North Sea oil has been at the centre of fierce debate over Scotland’s future ahead of an independence vote next month, with both sides wrangling over the outlook for the region’s treasure trove of black gold.
Around 42 billion barrels of oil and gas have been extracted from the North Sea since the early 1970s, providing a welcome boost to the British government’s coffers — and Scotland’s economy.
Now, with Scotland heading to the polls on September 18 in a referendum that could spell the end of the 300-year-old union with England, its lucrative energy resources are in sharp focus.
British Prime Minister David Cameron’s coalition government is calling on Scots to reject independence, while the devolved Scottish administration of First Minister Alex Salmond is backing a historic separation.
Oil revenues have been a key element of the debate, with both sides accusing the other of fudging estimates for the potential of the industry.
Edinburgh has produced several possible scenarios of future oil tax revenues, with the most optimistic predicting an income of £38.7 billion ($64.6 billion, 48 billion euros) over the next five fiscal years.
The British government forecasts revenues will be £17.6 billion.
But amid the political row, most analysts agree that output from the United Kingdom Continental Shelf will fall in the coming years as it becomes more expensive to exploit harder-to-reach reserves.
“The decline (in North Sea reserves) is inevitable, because the bulk of the large fields have been found and the easy-to-produce oil has been produced,” said John Howell, professor of petroleum geology at the University of Aberdeen in northeastern Scotland.
Graham Sadler, managing director of the petroleum services group at consultancy Deloitte, added: “It will be a challenge to reverse the decline as it is a mature oil and gas basin.”
‘Unsustainable’ trend
Britain’s North Sea oil and gas production has plunged by about 38 percent over the last three years to 1.43 million barrels of oil equivalent per day last year, the lowest level since 1977.
Output is expected to remain stable in 2014, rising to 1.7 million in 2018, according to forecasts from industry body Oil & Gas UK.
Production peaked in 1999 but has fallen sharply since then due to ageing infrastructure, including pipelines and platforms, and the depletion of existing resources.
Some argue that the region could attract more investment in the coming years, citing the draw of beneficial taxation policies alongside high and stable oil prices.
Last year saw a record £14.4 billion invested in North Sea oil projects, and new discoveries and greater efficiency in existing fields are expected to stem the fall in output for now.
But in the long-run, analysts argue Scotland’s mature offshore oil and gas fields face an inevitable decline as costs spiral and companies look to other, cheaper areas to explore.
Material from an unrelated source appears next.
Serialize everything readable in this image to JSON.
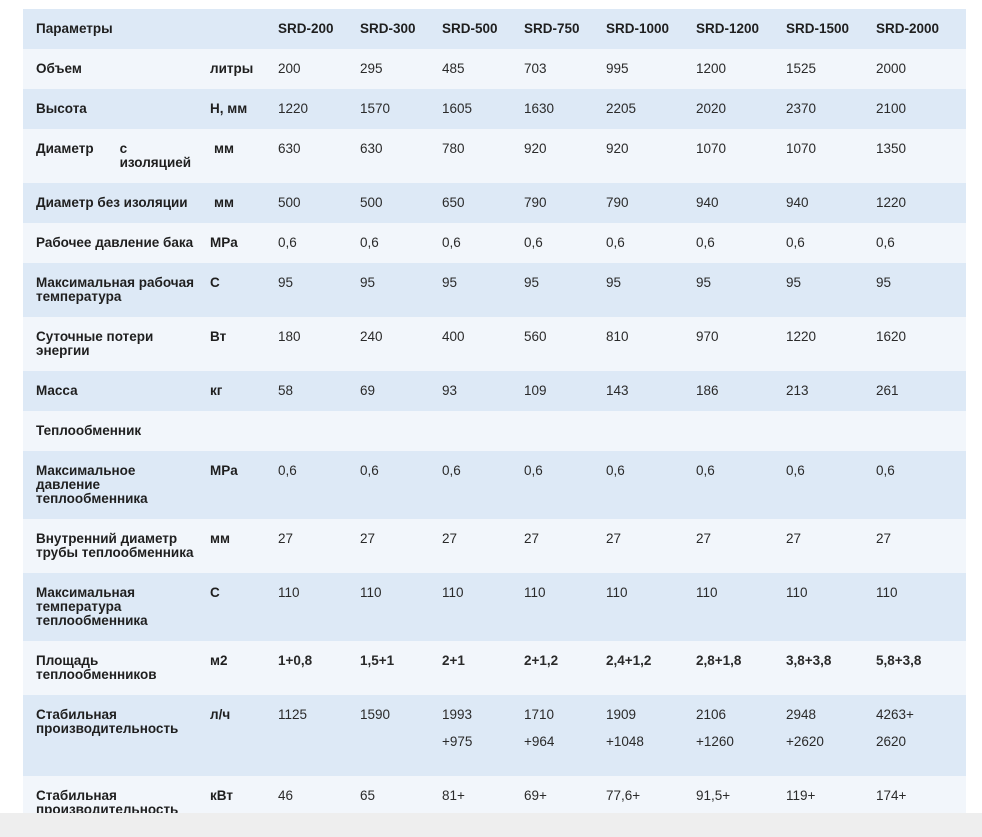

Costs jumped 15.5 percent in 2013 and are expected to rise sharply again this year in what Oil & Gas UK said is an “unsustainable” trend.
“There are a number of projects that may come on stream in the near future to help slow that decline, but we do not see any prospect for a significant growth in production,” said Sandler.
“Fundamentally, to sustain production or to alleviate the decline, we need more fields to be discovered. They are likely to be small because we are in a mature basin but we need to be exploring a little more,” he added.
Thomas Pugh, commodities specialist at research consultancy Capital Economics, warned that North Sea production was losing importance in the global energy market.
“In the bigger picture, production from the North Sea is going to become less important as production in North America booms” thanks to cheap shale gas reserves, he said.